Talking about and looking at old age is deeply taboo in a culture that still worships youth, or at least only accepts old people who act unnaturally young. Think about it. When was the last time you saw a news item about an "oldster"? They're always reaching some incredible milestone like being 114 years old, or getting married at over 90, or running a marathon. No glimpse of adult diapers, of speech contorted by strokes, of infirmity. And certainly, no loneliness.




I'm over 60 now, though I still can't quite believe it, and Bill is nearly 70. I don't say this to him, but when he dies I will be very tempted to go with him. I'd like to. I don't want to outlive my mate. He's my mate, for God's sake, my life partner. I would never be one of these widows who boo-hoos into a kleenex for 5 minutes, then takes off on a cruise. There would be no new boy friend to scandalize the family.  My life would be over. No, really, it would. I don't care how correct or incorrect that is, and I don't care if "most women adjust just fine" and "only grieve for a year" (apparently having an "on/off" switch somewhere in their soul).

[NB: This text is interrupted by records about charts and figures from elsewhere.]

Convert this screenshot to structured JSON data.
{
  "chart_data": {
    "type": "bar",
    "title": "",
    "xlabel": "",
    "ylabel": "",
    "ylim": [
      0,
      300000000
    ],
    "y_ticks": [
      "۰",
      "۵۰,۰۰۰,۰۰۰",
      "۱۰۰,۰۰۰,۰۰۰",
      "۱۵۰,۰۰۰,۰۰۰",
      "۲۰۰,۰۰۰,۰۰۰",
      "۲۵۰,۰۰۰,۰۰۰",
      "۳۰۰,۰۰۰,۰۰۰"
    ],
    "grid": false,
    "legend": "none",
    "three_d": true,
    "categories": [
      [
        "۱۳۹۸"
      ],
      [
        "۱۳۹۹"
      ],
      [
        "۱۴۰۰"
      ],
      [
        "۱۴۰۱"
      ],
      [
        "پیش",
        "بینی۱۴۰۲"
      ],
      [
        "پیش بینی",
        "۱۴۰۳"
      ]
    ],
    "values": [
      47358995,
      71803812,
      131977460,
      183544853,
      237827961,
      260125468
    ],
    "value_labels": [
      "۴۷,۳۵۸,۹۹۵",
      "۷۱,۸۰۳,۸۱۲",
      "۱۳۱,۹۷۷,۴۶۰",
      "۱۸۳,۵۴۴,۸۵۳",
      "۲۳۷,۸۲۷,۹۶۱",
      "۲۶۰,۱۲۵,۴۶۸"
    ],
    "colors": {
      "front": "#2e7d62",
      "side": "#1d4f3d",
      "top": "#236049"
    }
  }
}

I can face looking after him for years, being infirm, institutionalized, anything. We did say "in sickness and in health", and we also said, "'til death do us part". But they didn't tell us how to do it.

I'm not much good at this life thing, and in many ways I really think it would be better if I wound it up in the next couple of years. Suicide is hard on the family however, and the memory of it never quite goes away. It would be cowardly, because the apocalypse is coming in the next ten years, and maybe I need to be here, and maybe not. Depends on who else is left.